- Hiduj Location within Iran
- Coordinates: 27°00′02″N 62°07′01″E﻿ / ﻿27.00056°N 62.11694°E
- Country: Iran
- Province: Sistan and Baluchestan
- County: Sib and Suran
- District: Hiduj

Population (2016)
- • Total: 1,674
- Time zone: UTC+3:30 (IRST)

= Hiduj =

City in Sistan and Baluchestan province, Iran

Hiduj (هيدوچ) (Note: Also romanized as Hīdūj; also known as Hīdach, Hiduch, Hīdūj-e Bālā (هیدوج بالا; English: Upper Hiduj), Hindugeh, and Īdoj-e Bālā) is a city in, and the capital of, Hiduj District of Sib and Suran County, Sistan and Baluchestan province, Iran.
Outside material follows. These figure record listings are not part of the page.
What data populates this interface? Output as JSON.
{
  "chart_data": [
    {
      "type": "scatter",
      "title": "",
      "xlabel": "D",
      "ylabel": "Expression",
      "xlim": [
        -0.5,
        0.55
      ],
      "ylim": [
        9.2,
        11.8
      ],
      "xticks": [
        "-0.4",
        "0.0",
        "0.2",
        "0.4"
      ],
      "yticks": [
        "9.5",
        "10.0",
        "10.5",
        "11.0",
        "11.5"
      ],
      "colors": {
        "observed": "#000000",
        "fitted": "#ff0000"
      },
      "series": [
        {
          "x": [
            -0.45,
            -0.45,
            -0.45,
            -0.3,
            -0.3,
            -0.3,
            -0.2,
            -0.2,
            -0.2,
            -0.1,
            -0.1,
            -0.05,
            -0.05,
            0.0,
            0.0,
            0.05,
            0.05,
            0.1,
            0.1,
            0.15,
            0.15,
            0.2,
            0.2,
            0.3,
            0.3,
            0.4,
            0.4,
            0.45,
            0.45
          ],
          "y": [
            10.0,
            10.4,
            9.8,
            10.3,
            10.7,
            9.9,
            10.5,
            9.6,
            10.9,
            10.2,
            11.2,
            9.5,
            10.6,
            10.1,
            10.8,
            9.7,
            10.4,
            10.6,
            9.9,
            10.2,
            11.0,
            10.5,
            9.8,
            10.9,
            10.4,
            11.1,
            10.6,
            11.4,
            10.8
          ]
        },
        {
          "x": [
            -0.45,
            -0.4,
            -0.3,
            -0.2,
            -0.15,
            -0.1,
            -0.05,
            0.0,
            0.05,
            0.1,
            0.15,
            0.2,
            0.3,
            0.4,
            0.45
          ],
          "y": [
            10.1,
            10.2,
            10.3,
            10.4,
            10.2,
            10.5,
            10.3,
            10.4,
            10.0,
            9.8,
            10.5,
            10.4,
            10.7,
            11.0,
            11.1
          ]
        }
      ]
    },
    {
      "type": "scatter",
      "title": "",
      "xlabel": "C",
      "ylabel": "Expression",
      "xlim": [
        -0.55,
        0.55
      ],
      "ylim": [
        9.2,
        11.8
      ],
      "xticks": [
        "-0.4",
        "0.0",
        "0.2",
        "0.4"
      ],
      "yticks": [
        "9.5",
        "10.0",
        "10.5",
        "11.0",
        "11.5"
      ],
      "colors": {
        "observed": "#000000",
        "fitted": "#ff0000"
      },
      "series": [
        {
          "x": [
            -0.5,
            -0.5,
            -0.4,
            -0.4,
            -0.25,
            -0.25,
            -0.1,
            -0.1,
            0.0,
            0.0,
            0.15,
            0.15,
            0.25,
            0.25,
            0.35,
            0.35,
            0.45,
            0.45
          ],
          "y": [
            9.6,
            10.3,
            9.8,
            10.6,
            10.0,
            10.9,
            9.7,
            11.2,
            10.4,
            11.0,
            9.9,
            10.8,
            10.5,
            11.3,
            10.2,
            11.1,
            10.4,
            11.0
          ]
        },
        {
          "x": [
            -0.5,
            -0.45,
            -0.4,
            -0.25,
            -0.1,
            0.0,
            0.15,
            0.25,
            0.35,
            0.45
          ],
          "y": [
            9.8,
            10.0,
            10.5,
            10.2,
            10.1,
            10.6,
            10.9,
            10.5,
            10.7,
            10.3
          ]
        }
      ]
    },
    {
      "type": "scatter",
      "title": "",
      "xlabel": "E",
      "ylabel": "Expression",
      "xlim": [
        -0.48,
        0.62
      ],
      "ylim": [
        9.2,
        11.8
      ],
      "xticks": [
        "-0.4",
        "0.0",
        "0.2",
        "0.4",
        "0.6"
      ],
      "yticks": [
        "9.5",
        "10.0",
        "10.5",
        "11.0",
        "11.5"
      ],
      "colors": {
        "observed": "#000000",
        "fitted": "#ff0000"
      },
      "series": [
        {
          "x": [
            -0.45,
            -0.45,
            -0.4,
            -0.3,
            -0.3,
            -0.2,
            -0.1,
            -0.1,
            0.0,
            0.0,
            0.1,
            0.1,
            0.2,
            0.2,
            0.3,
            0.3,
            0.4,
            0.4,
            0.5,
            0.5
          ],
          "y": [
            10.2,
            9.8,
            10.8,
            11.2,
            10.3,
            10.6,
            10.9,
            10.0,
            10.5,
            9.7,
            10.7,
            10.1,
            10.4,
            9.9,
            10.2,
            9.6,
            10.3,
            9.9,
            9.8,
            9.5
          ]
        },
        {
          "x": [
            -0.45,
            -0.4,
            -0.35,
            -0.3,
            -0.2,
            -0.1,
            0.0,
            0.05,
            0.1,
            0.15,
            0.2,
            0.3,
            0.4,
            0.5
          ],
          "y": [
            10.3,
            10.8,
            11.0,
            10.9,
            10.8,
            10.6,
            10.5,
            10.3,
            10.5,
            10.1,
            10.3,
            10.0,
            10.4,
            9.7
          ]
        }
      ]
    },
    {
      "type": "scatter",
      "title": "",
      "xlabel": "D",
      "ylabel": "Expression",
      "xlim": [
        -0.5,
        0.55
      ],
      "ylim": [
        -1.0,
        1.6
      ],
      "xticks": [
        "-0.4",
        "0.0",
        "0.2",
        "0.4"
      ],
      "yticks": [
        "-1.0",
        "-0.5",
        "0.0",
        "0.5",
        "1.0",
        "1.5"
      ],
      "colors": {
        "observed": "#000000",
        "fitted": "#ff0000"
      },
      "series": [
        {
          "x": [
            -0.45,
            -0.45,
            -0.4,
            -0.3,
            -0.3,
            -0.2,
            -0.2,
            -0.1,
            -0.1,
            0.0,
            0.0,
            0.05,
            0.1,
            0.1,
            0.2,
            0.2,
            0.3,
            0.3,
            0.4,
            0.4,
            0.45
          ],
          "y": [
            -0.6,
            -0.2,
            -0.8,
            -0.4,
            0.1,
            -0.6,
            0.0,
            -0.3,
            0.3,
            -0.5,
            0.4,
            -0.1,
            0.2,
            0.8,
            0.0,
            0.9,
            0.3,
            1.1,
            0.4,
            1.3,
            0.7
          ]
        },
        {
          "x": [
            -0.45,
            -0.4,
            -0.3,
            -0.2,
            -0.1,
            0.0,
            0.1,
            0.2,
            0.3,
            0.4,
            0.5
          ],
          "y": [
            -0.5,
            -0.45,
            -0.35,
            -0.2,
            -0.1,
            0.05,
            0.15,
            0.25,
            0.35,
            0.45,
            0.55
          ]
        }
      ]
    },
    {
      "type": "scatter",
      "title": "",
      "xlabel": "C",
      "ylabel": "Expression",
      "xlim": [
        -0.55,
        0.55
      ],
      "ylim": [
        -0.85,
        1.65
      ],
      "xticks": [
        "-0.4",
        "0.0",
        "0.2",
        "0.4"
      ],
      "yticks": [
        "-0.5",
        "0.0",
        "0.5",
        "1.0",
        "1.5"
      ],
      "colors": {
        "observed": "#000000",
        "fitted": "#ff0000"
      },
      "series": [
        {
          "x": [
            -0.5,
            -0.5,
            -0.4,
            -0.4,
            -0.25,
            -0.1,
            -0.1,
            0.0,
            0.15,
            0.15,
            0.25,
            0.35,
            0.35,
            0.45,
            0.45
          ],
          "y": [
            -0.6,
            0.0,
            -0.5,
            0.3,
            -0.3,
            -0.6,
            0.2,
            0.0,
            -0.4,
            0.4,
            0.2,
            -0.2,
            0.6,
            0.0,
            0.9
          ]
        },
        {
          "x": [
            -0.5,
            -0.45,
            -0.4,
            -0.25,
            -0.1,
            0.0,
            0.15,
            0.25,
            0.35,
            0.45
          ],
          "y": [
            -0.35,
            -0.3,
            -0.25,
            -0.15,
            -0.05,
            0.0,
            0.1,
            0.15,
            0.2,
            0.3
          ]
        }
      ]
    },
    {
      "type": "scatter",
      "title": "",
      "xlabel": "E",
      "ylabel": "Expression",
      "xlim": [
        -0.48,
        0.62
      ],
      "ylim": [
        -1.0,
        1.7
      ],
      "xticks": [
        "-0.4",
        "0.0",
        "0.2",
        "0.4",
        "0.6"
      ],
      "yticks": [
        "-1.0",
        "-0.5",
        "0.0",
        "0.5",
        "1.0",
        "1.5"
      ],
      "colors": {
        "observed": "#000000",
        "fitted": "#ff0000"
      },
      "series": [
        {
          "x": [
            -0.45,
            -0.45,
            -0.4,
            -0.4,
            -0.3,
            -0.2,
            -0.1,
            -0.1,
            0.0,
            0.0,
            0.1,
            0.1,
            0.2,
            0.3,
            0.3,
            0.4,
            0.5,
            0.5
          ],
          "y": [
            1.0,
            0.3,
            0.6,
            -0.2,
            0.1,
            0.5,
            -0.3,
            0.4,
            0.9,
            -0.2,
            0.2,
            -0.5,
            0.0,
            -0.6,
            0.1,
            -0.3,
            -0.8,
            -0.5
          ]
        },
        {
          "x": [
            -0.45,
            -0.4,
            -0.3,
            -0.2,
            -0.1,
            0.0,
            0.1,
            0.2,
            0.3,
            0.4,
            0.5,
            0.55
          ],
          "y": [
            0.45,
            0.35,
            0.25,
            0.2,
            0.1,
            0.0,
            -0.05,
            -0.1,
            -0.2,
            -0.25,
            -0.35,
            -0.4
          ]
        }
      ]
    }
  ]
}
It also serves as the administrative center for Hiduj Rural District.

==Demographics==
===Population===
At the time of the 2006 National Census, the city's population was 1,065 in 217 households, when it was in Saravan County. The following census in 2011 counted 1,526 people in 358 households, by which time the district had been separated from its parent county during the establishment of Sib and Suran County. At the 2016 census, the population of the city was 1,674 in 383 households.